- Born: Anatoly Georgievich Basistov 23 October 1920 Saratov, RSFSR
- Died: 16 September 1998 (aged 77) Moscow, Russian SFSR, Soviet Union
- Education: Moscow Power Engineering Institute
- Scientific career
- Fields: Radio engineering and electronics

= Anatoly Basistov =

Soviet electronic engineer (1920–1998)

Anatoly Georgievich Basistov (Анатолий Георгиевич Басистов; 23 October 1920 – 16 September 1998) was a Soviet and Russian scientist in the field of radio engineering and electronics.
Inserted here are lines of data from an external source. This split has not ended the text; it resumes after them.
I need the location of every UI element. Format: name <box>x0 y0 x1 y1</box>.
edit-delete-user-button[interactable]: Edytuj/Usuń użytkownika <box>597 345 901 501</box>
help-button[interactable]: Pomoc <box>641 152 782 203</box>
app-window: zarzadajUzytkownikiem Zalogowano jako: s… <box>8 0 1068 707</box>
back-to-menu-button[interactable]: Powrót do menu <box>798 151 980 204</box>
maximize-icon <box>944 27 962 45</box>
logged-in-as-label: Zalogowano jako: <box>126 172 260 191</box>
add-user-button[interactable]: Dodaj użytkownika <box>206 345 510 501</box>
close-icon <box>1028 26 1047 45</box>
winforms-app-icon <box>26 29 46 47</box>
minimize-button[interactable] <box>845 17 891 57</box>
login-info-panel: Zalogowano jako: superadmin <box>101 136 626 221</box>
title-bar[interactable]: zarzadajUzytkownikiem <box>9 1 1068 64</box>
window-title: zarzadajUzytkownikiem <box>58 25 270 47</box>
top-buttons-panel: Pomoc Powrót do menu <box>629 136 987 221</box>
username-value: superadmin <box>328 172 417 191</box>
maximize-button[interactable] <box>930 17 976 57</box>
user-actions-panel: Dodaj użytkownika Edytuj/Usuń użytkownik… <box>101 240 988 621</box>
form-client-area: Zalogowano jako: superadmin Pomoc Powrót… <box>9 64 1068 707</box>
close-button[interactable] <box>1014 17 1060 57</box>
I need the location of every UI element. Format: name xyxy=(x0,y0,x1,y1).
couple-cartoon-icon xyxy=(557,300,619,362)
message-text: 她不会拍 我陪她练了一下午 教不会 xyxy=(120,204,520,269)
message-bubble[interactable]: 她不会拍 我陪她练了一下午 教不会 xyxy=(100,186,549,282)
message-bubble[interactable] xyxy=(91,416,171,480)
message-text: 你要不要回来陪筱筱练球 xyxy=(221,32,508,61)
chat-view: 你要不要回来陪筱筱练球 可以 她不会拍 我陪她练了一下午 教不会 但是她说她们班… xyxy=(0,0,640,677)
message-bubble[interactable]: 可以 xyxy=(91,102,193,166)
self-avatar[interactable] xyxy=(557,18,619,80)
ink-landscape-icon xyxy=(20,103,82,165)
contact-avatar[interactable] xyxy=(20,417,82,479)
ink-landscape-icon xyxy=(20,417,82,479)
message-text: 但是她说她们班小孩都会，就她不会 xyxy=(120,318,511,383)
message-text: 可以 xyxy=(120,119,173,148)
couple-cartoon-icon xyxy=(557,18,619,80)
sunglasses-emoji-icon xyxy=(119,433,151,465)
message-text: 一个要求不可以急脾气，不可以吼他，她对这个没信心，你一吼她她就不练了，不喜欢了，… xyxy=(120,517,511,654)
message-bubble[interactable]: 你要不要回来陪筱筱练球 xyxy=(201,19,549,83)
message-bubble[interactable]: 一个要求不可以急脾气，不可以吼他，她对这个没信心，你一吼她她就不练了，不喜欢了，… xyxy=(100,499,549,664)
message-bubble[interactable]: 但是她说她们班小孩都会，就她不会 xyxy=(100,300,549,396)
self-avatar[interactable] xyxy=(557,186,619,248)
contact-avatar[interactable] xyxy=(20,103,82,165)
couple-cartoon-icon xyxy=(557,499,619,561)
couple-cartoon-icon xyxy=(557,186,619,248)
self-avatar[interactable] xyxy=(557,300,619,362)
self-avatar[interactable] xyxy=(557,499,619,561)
He was awarded Hero of Socialist Labour.

== Biography ==
He was born in 1920 in Saratov.

From 1938 to 1941 he studied at the Moscow Power Engineering Institute, then, because of the beginning of the Great Patriotic War, he moved to the Leningrad Air Force Academy of the Red Army, which he graduated in 1944. From August 1944 in the army he fought as navigator of the aviation regiment.

After the war ended, he remained in the Ministry of Defense of the USSR. Since 1950, he worked in the KB-1 of the Ministry of Defense Industry, then at the Ministry of Radio Industry's CB to create air defense systems, where he took part in the development of the multi-channel anti-aircraft anti-aircraft defense system of Moscow.

From 1968 onwards he worked at the Vympel Special Design Bureau (OKB) on the development of anti-missile defense (ABM) systems, participated in the development of the S-200 multi-channel long-range anti-aircraft missile system.

For the development of the complex S-200, received the title of Hero of Socialist Labour.

The main scientific works are devoted to improving the efficiency of signal filtering and the resolution of radar systems; the development of multifunctional missile defense information systems based on radar facilities and optoelectronic devices controlled by high-performance ground and on-board computers; the development of complexes of control systems of aircraft, affecting air and space objects.